Gold unites were issued during the Commonwealth, this time bearing a legend exclusively in English: THE COMMONWEALTH OF ENGLAND on the obverse and GOD WITH US on the reverse. This was due to an association of Latin with Catholicism.

They were also issued during a period when hammered coins were issued under King Charles II (i.e. 1660–62), showing a left-facing bust of the king wearing a laurel and the legend CAROLUS II D G MAG BRIT FRAN ET HIB REX - there were two issues, the second indicating the value "XX" behind the king's head.
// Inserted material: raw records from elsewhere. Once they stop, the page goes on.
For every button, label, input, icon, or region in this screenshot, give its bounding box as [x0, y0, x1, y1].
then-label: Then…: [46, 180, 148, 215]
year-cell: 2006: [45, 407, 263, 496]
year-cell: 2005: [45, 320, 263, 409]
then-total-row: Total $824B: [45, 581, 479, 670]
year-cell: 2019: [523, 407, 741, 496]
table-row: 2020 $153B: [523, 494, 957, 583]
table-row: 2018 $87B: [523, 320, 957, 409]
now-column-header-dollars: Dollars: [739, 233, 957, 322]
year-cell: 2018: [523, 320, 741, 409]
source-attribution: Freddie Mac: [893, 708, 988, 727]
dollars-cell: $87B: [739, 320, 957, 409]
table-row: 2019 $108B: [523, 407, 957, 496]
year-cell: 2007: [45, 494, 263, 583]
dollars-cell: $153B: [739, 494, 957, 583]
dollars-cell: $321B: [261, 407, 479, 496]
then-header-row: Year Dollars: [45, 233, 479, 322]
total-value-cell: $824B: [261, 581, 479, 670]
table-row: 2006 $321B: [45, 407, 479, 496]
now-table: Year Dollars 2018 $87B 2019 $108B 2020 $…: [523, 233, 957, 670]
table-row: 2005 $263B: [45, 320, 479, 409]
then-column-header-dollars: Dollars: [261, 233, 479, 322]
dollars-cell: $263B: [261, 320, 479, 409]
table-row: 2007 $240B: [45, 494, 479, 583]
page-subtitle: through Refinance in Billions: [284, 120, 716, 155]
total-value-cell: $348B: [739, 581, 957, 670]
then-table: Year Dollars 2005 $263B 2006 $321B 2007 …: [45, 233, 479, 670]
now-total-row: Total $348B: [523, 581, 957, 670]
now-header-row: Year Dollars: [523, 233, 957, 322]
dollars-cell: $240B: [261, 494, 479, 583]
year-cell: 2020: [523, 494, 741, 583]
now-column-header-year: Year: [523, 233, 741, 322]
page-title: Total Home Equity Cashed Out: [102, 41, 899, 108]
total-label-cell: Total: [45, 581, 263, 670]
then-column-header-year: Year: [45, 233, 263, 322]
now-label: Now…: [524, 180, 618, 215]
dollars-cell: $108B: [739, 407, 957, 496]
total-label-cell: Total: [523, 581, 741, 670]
The reverse shows a crown over the shield with the royal arms dividing the letters "CR" and the legend FLORENT CONCORDIA REGNA. The gold unite was replaced by the milled gold Guinea in 1663. A twenty shilling coin did not reappear until the Sovereign of 1817.

==Weight and value==
The monetary value associated with a Jacobus varied between sources. In 1662, Samuel Pepys recorded in his diary that a deceased poulterer had left "40,000 Jacobs in gold". A note in the 1893 edition of the diary edited by Henry B. Wheatley identifies a Jacobus as a gold coin worth 25 shillings and named after James I.

Isaac Newton, while Warden of the Mint, discussed Jacobuses in a letter to John Locke dated 19 September 1698. He wrote:

The Jacobus piece coin'd for 20 shillings is the 41th part of a pound Troy, and a Carolus 20s piece is of the same weight. But a broad Jacobus (as I find by weighing some of them) is the 38th part of a pound Troy.

These weights correspond to approximately 9.10 grams and 9.82 grams respectively. Newton's distinction illustrates the variation in both weight and terminology among gold coins known as Jacobuses in the late seventeenth century.